At the same time, in order to ensure sustainable support, the source of funding for sequencing should be determined, including the cost of experts, sequencing equipment and consumables, and the computing architecture required to process and store data.

The laboratory should also carefully evaluate whether there are ethical issues.

In addition, the laboratory should conduct a biosafety risk assessment for each step in its selected plan.

  In terms of the goals of gene sequencing, laboratories should explain the technical considerations for gene sequencing and sample selection methods.

Currently, there are several devices that can be used to sequence the new coronavirus genome.

Due to the difference in the accuracy of the data read each time, the amount of data generated and the turnaround time, each device may have a certain degree of applicability under specific circumstances.

  In order to achieve the goal of gene sequencing, virus sequence data and sample metadata are necessary in most cases.

Obtaining such data and converting it into the correct analysis format may require a lot of resources, but it also helps to maximize the potential impact of sequencing.

  In addition, the guide also mentions how to preserve the integrity of genetic samples during transportation, storage, and testing, and how to scientifically analyze and interpret the data results to avoid misunderstandings.

  The guidelines also stated that no matter how many new coronavirus genome sequences are produced, they will have a positive impact on public health only if strategies are formulated for the subsequent generation and dissemination of useful and timely results.

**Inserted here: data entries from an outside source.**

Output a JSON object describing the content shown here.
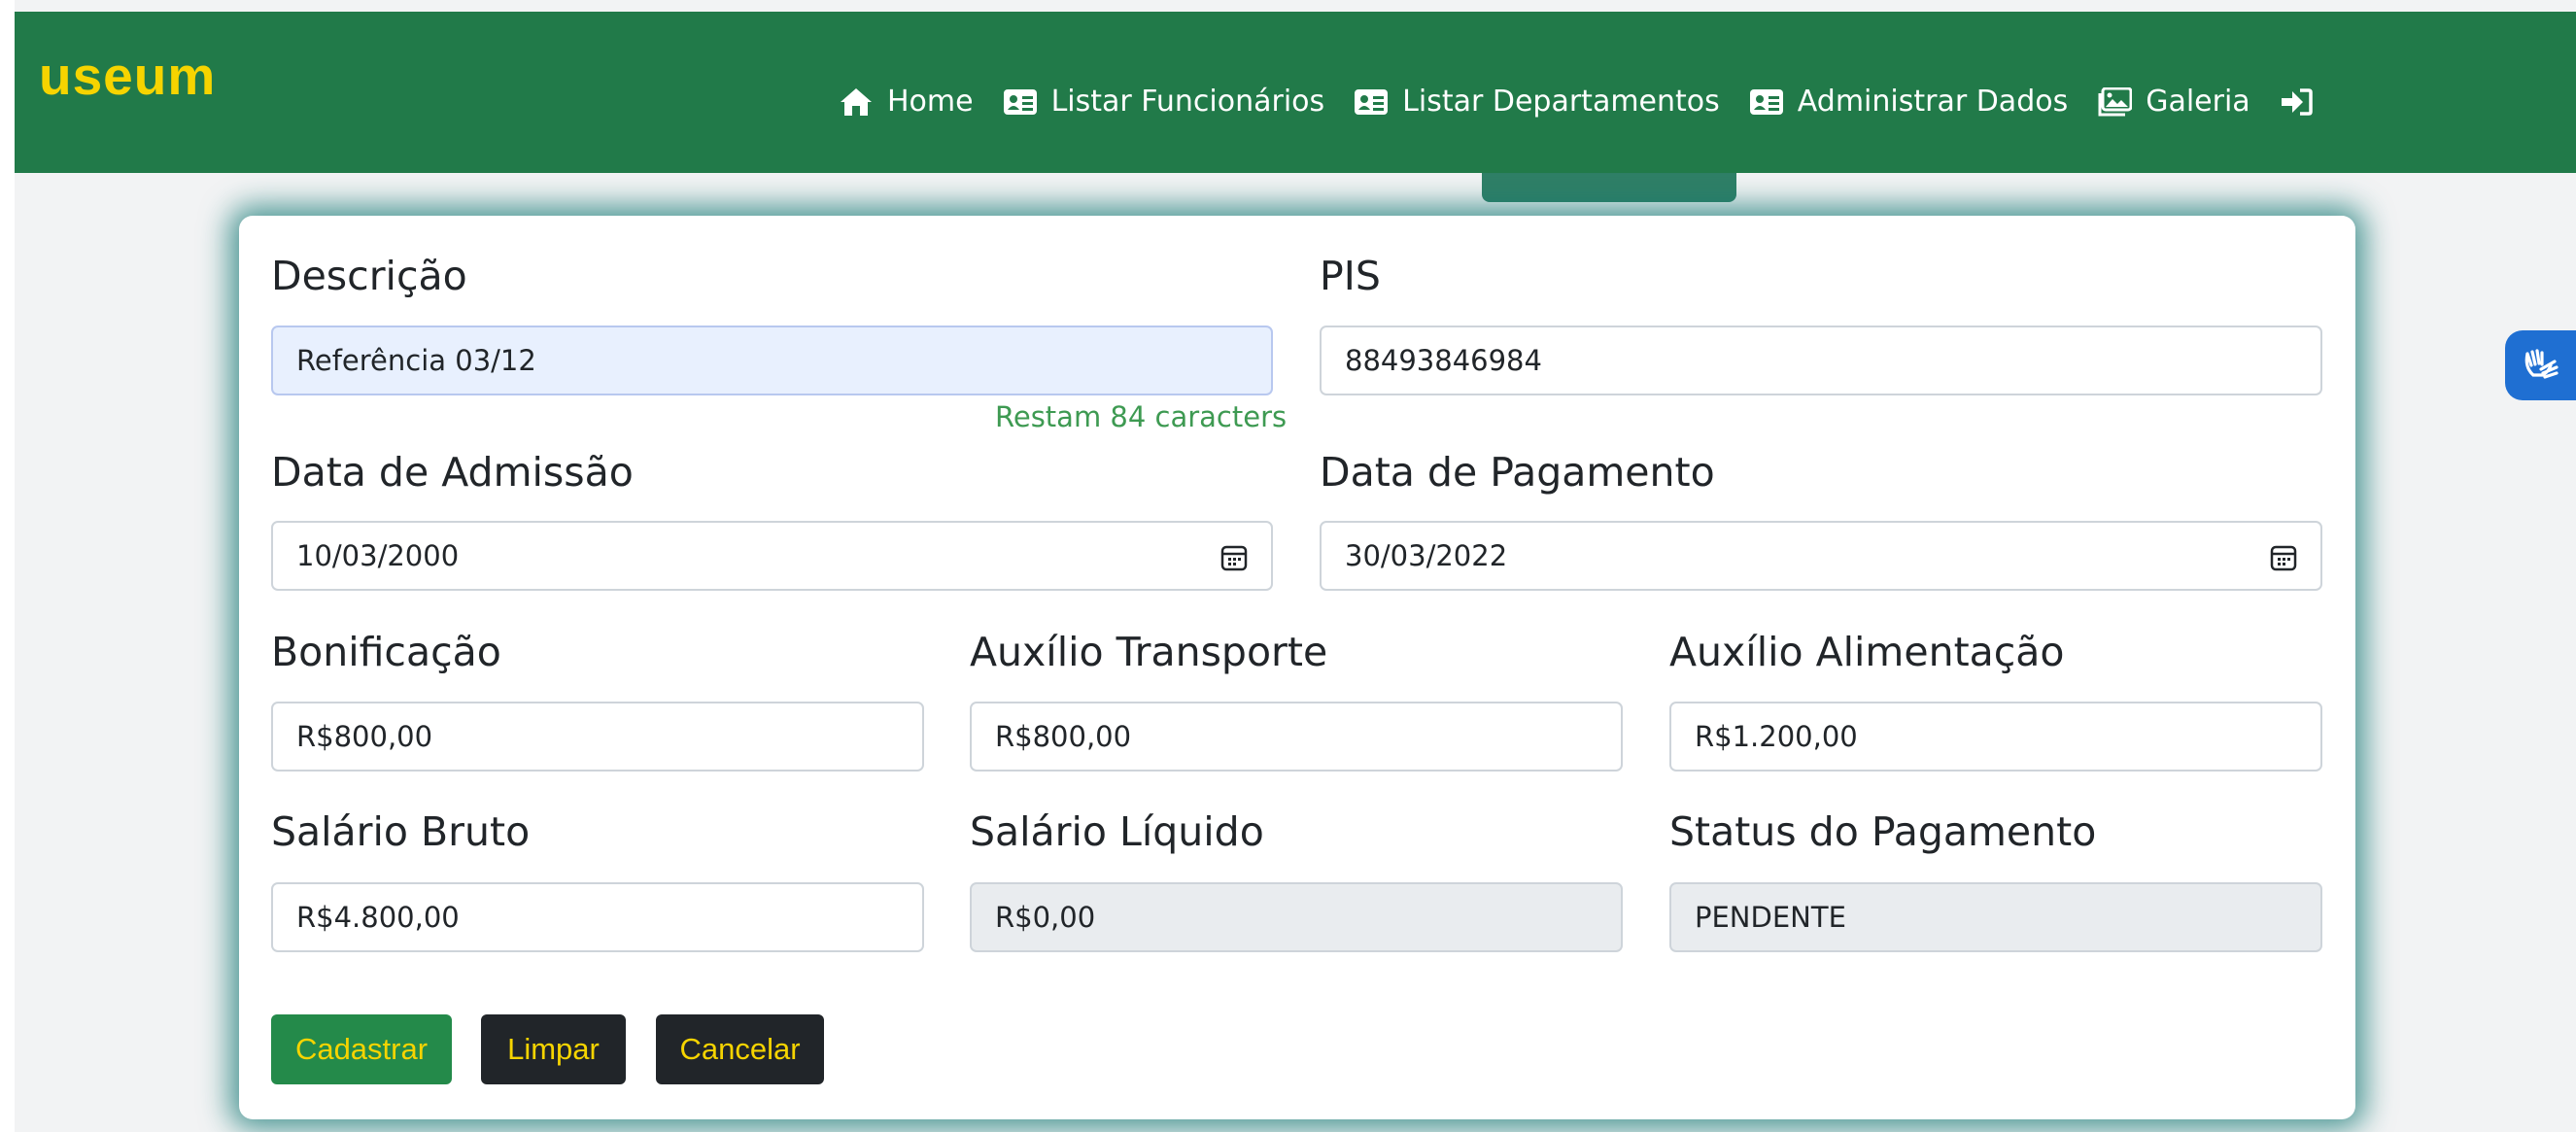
{
  "brand": "useum",
  "nav": {
    "home": "Home",
    "employees": "Listar Funcionários",
    "departments": "Listar Departamentos",
    "admin": "Administrar Dados",
    "gallery": "Galeria"
  },
  "form": {
    "descricao": {
      "label": "Descrição",
      "value": "Referência 03/12",
      "hint": "Restam 84 caracters"
    },
    "pis": {
      "label": "PIS",
      "value": "88493846984"
    },
    "data_admissao": {
      "label": "Data de Admissão",
      "value": "10/03/2000"
    },
    "data_pagamento": {
      "label": "Data de Pagamento",
      "value": "30/03/2022"
    },
    "bonificacao": {
      "label": "Bonificação",
      "value": "R$800,00"
    },
    "auxilio_transporte": {
      "label": "Auxílio Transporte",
      "value": "R$800,00"
    },
    "auxilio_alimentacao": {
      "label": "Auxílio Alimentação",
      "value": "R$1.200,00"
    },
    "salario_bruto": {
      "label": "Salário Bruto",
      "value": "R$4.800,00"
    },
    "salario_liquido": {
      "label": "Salário Líquido",
      "value": "R$0,00"
    },
    "status_pagamento": {
      "label": "Status do Pagamento",
      "value": "PENDENTE"
    }
  },
  "buttons": {
    "submit": "Cadastrar",
    "clear": "Limpar",
    "cancel": "Cancelar"
  },
  "colors": {
    "navbar": "#217a49",
    "brand_text": "#f6d400",
    "button_text": "#f6d400",
    "submit_button": "#248a4a",
    "dark_button": "#212529",
    "hint_text": "#3e9a52",
    "card_glow": "#167a76"
  },
  "icons": {
    "home": "home-icon",
    "employees": "id-card-icon",
    "departments": "id-card-icon",
    "admin": "id-card-icon",
    "gallery": "image-icon",
    "login": "sign-in-icon",
    "date": "calendar-icon",
    "accessibility": "sign-language-hands-icon"
  }
}
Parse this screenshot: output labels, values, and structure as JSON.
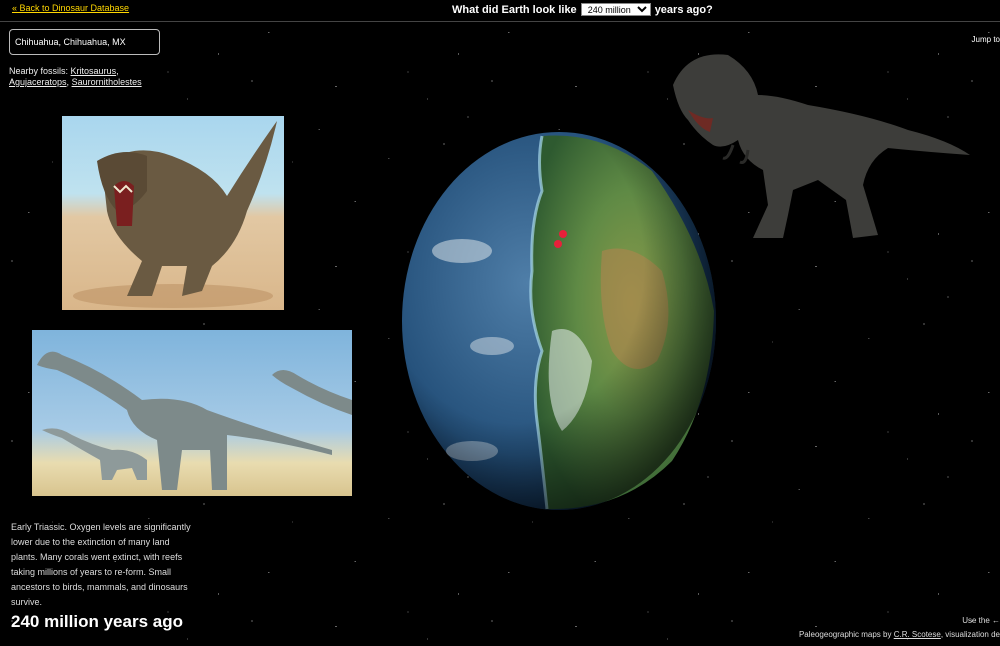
{
  "header": {
    "back_link": "« Back to Dinosaur Database",
    "question_prefix": "What did Earth look like",
    "question_suffix": "years ago?",
    "era_selected": "240 million"
  },
  "location": {
    "value": "Chihuahua, Chihuahua, MX"
  },
  "jump_to": "Jump to",
  "nearby": {
    "label": "Nearby fossils:",
    "fossils": [
      "Kritosaurus",
      "Agujaceratops",
      "Saurornitholestes"
    ]
  },
  "description": "Early Triassic. Oxygen levels are significantly lower due to the extinction of many land plants. Many corals went extinct, with reefs taking millions of years to re-form. Small ancestors to birds, mammals, and dinosaurs survive.",
  "years_heading": "240 million years ago",
  "footer": {
    "use_hint": "Use the ←",
    "credits_prefix": "Paleogeographic maps by",
    "credits_author": "C.R. Scotese",
    "credits_suffix": ", visualization de"
  },
  "colors": {
    "link_accent": "#ffd700",
    "background": "#000000",
    "fossil_marker": "#e8203a"
  }
}
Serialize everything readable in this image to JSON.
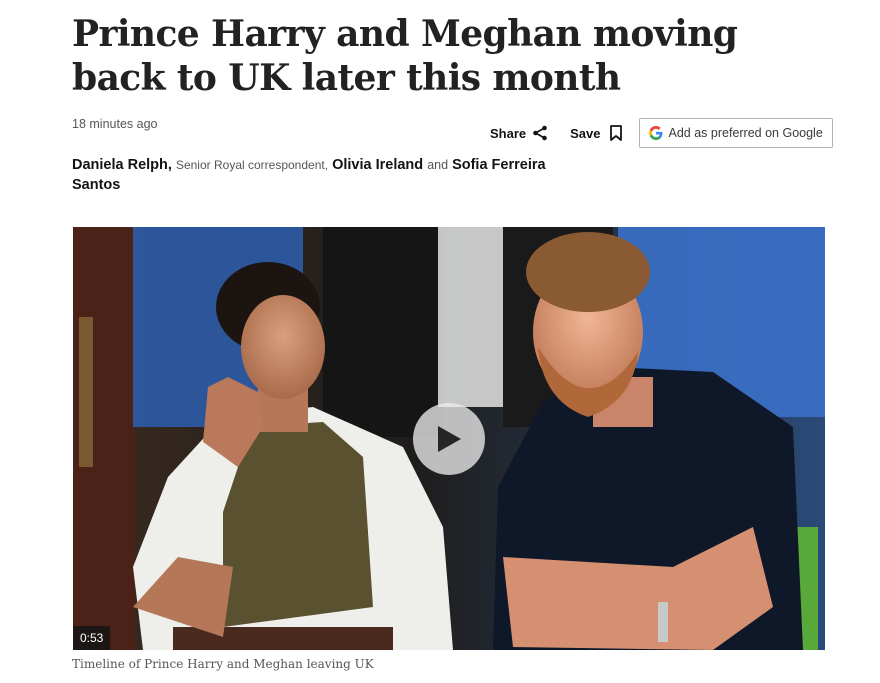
{
  "article": {
    "headline": "Prince Harry and Meghan moving back to UK later this month",
    "timestamp": "18 minutes ago"
  },
  "actions": {
    "share_label": "Share",
    "save_label": "Save",
    "google_label": "Add as preferred on Google"
  },
  "byline": {
    "author1": "Daniela Relph,",
    "author1_role": "Senior Royal correspondent,",
    "author2": "Olivia Ireland",
    "conjunction": "and",
    "author3": "Sofia Ferreira Santos"
  },
  "video": {
    "duration": "0:53",
    "caption": "Timeline of Prince Harry and Meghan leaving UK"
  },
  "icons": {
    "share": "share-icon",
    "save": "bookmark-icon",
    "google": "google-g-icon",
    "play": "play-icon"
  },
  "colors": {
    "text": "#141414",
    "muted": "#545658",
    "google_blue": "#4285F4",
    "google_red": "#EA4335",
    "google_yellow": "#FBBC05",
    "google_green": "#34A853"
  }
}
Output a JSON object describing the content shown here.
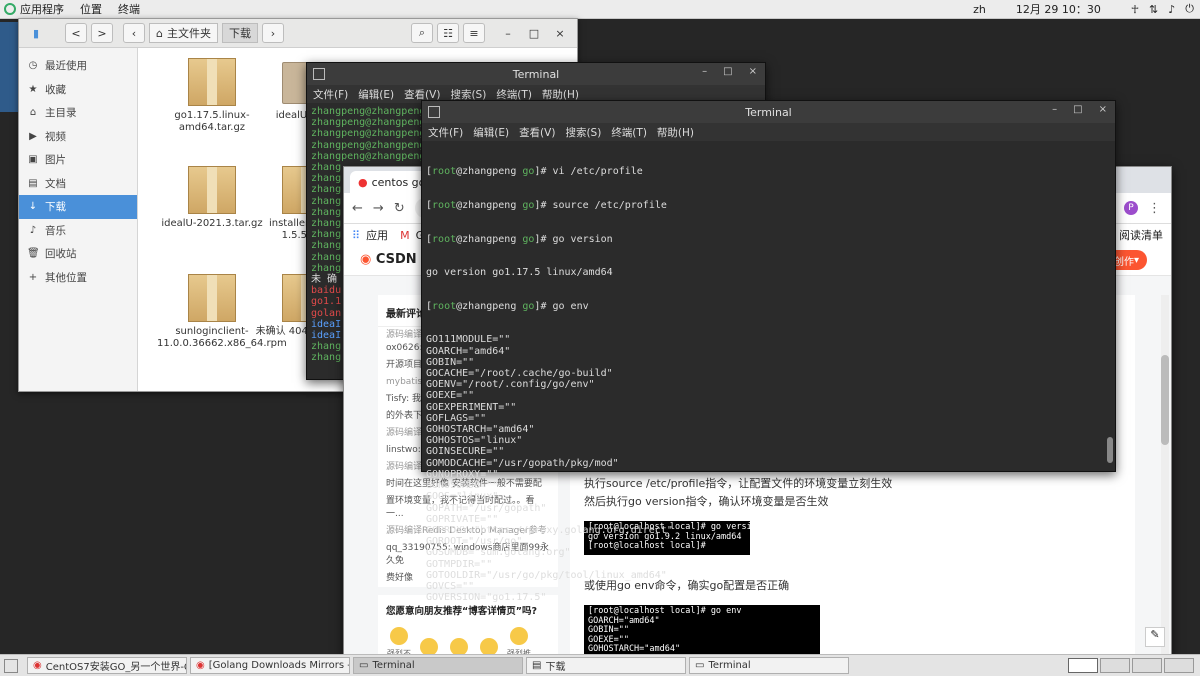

  Gene sequencing networks cannot do without global sharing and complementary cooperation

  "If we want to better prepare for future threats, we must accelerate the integration of genome sequencing into the practice of the global health community." Sylvie Bryant, director of the WHO's infectious disease hazard management department, is here The preface of the guide stated, “We hope that this guide will help pave the way for preparations.”

  The guidelines state that many analyses rely on the ability to compare locally obtained viral sequences with global viral genome diversity.

Therefore, it is very important to appropriately share the viral genome sequence, for example, in databases such as GISAID and GenBank, when global data sharing is underway.

  The guidelines encourage countries to increase complementary cooperation to ensure that existing capabilities are maximized.

For example, some countries may need to improve the ability to build corresponding laboratories, while other countries may decide to outsource the actual gene sequencing work and focus on bioinformatics, data management, and data interpretation.

  "The establishment of a strong and resilient global gene sequencing network can maximize the impact of sequencing on public health, not only for the new coronavirus, but also for pathogens that will emerge in the future." The guide reads.

  At a regular press conference on the 11th, Tedros also said that WHO calls on all countries to increase the genetic sequencing of the new coronavirus and share these data globally to supplement ongoing monitoring, inspection and testing.

  Viruses know no borders. It is a common challenge facing all of us.

Countries in the world are a community of shared destiny, and no one can stand alone and take care of themselves. Only by uniting can we overcome difficulties.